Sunday, August 03, 2014

Matas In Exile

Segovia is a city in Castile and Leon with a long and rich history. In 1474, as an example, Isabel the Catholic was proclaimed queen of Castile in the church of San Miguel, and the rest was thus history. She married Ferdinand, Spain was united, the Muslims were subjugated once and for all, Columbus invented America, Spain ruled the world and the world got a beer named after the church.

Into this cradle of Spanish empire last Monday strode a former president of the Balearics. Jaume Matas had an appointment with the keeper of the keys at Segovia's prison. He was welcomed in, the door was shut and the key was turned. Segovia's prison, unlike other buildings in the city, doesn't have a long and rich history. It is modern, it is under-occupied, it is low risk. Most of its occupants are classified as low risk. Matas will be classified thus. He may be reclassified within a short time as low-low risk, meaning he can go out during the day and only have to sleep at the prison.

His attempt to be pardoned having failed, Matas was, right up to the moment when he entered prison, seeking alternatives, such as community service - coming back to the island he stole from and cleaning the beaches (or something like that). Once these alternatives were exhausted, he opted - as is his right - for the cushiest prison gig going. And why not? He is, after all, head of the Balearic Government in exile. One day he will return and stride victoriously around the site of his greatest achievement and greatest loss of public money, the Palma Arena, arm in arm with Iñaki Urdangarin and be greeted by cheering and admiring citizens of Mallorca who understand how wronged he has been.

Well, he might think this, because Jaume still really doesn't seem to get it. What, after all, were 483,186 euros of public funds that were handed over to his tame propagandist, Antonio Alemany, so that the journo could write glowing accounts of his glorious reign? Why does he deserve to be banged up for such a trifling amount, having been pursued by a bunch of bloody ingrates in Mallorca who had forgotten just how much good he had done?

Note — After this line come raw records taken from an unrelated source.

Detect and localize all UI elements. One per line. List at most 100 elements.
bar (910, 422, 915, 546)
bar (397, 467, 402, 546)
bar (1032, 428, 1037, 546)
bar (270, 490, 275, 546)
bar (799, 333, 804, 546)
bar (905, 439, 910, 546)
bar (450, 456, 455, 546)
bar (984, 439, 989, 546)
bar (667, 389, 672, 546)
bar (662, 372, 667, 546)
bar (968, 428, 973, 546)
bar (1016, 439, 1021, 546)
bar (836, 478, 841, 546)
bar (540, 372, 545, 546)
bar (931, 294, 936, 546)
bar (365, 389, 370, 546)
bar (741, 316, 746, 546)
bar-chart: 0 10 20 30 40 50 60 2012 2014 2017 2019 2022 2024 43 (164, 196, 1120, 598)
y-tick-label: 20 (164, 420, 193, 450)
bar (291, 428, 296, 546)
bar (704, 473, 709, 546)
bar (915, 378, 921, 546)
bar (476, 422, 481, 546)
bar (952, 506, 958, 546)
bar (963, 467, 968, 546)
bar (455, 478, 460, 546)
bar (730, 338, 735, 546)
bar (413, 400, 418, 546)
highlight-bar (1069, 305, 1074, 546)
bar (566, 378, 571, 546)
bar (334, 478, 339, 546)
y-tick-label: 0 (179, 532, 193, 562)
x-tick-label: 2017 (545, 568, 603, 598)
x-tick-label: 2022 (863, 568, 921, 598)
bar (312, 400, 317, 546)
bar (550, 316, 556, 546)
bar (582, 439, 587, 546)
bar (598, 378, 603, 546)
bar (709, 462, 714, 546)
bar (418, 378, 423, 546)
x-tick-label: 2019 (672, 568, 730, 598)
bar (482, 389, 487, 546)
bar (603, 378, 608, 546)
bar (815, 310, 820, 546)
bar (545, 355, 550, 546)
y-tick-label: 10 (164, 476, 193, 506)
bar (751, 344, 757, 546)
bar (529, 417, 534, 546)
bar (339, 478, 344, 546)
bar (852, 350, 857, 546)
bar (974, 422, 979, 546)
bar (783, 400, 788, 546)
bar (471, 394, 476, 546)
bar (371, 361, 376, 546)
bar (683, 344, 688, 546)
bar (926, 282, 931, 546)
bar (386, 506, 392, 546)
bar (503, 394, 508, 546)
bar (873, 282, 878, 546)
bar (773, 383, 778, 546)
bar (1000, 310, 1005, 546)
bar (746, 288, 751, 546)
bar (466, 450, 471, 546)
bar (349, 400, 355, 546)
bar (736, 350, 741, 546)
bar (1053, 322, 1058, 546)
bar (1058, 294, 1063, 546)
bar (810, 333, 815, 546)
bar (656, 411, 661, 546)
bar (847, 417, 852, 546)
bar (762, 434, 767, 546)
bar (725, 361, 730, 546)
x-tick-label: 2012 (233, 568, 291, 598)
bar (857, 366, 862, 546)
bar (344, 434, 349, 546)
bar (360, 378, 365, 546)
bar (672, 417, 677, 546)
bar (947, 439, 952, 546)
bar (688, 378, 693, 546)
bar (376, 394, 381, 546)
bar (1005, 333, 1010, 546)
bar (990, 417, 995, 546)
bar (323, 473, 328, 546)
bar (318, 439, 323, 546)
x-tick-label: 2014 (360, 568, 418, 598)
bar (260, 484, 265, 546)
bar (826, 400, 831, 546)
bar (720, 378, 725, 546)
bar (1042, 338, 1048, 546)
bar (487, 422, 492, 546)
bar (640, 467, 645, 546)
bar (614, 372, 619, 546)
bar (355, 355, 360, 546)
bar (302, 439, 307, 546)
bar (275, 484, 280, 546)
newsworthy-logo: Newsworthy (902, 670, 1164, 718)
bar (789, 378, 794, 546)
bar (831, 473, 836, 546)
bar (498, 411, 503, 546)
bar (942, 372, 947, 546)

There are others who don't appear to get it, who believe that they, too, are entitled to special consideration. Maria Munar, struggling, so we are told, to adapt to life in prison, a year on from having started her sentence, is seeking third-grade classification, meaning she can have day release. Alemany, he also having had a request for a pardon turned down, has had the date of his entrance into prison put back until September, the same month that Carlos Fabra is due to start a four-year sentence for fraud in Castellon. Friends are gathering signatures to petition for a pardon for him.

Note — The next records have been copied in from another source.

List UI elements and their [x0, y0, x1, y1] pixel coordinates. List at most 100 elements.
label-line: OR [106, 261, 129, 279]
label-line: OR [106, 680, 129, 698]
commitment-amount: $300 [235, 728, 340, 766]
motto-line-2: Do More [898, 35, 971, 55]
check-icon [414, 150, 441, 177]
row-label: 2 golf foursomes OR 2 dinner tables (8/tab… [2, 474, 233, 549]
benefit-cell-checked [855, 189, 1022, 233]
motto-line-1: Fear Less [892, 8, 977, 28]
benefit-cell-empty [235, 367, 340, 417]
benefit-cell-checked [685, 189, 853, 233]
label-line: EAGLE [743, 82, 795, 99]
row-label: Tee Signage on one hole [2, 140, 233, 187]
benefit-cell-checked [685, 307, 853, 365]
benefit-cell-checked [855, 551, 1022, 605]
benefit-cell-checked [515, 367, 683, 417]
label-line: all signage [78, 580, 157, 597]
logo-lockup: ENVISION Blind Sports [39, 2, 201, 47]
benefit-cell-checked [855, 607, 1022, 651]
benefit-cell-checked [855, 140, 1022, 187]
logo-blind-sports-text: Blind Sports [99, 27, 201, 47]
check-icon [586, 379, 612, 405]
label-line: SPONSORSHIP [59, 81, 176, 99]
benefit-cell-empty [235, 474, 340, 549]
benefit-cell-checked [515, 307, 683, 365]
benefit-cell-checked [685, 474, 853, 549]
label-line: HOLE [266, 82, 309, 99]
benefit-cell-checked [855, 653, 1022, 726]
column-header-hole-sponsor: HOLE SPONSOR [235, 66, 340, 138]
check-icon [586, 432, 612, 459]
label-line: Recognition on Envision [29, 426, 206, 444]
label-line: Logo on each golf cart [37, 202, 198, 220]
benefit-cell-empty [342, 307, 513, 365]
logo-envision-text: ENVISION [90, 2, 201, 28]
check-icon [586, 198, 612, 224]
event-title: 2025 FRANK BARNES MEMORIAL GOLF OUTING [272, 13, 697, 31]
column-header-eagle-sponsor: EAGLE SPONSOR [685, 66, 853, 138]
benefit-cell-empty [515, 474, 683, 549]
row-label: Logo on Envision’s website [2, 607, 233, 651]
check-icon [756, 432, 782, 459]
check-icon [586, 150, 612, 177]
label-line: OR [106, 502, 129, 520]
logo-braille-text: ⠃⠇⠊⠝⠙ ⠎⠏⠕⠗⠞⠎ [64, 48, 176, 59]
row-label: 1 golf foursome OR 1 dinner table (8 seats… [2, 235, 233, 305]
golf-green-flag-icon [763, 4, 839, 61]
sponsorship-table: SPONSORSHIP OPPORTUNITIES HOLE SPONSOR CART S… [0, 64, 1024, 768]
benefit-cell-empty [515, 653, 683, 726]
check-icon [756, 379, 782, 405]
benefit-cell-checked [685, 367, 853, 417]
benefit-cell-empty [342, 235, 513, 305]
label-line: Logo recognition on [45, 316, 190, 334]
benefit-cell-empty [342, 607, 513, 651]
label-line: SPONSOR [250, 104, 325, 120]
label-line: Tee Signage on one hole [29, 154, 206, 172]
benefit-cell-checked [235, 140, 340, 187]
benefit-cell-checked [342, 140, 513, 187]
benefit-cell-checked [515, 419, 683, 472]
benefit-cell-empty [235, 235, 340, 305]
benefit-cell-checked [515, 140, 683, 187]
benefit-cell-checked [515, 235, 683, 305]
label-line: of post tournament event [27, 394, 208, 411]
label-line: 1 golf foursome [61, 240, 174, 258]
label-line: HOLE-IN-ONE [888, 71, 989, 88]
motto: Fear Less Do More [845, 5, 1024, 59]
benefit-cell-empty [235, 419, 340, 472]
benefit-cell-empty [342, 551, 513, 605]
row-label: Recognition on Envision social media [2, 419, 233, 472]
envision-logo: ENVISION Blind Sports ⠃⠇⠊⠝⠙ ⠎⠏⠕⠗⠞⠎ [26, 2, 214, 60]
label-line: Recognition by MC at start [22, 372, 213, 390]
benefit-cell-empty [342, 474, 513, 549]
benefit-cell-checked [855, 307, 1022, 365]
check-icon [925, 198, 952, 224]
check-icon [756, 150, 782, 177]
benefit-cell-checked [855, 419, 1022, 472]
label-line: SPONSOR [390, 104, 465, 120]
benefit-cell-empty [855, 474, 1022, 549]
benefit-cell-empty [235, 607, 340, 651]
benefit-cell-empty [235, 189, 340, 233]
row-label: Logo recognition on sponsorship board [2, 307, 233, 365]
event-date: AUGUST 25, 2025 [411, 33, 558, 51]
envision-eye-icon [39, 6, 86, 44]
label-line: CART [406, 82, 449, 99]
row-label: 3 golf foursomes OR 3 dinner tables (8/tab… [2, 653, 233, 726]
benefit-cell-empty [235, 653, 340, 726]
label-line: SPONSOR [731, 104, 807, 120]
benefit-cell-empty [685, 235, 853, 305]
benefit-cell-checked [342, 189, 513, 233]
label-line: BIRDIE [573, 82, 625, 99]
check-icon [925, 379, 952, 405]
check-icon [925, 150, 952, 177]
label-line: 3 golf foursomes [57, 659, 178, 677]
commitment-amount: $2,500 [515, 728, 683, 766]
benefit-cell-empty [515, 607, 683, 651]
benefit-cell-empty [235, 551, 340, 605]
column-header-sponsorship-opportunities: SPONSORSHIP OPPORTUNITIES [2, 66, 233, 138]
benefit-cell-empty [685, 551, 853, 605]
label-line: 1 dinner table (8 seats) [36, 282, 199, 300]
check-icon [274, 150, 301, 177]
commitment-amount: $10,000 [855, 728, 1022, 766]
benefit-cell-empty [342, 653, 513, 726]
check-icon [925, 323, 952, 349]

You shouldn't of course only go on appearances, but if you do, then Fabra, the ex-president of Castellon, would have been played by Brando or De Niro. Those friends wanting to get him pardoned insist that he is "an honest person". Mariano Rajoy once described him as an "exemplary politician". Yes, but exemplary of what? There is a truly hideous sculpture at the white-elephant Castellon airport which features the face of Fabra. The honest truth is that, like Matas, Fabra succumbed to the vanity which power brings. And this vanity remains of such an order that it leads both of them to believe that they are above the law or that the law owes them a favour. The law does not, but there are plenty who would argue that it already has shown Matas a favour by reducing his six-year sentence to nine months and who fear that further favours might follow. Matas is facing several other charges. How many pardons can one man ask for?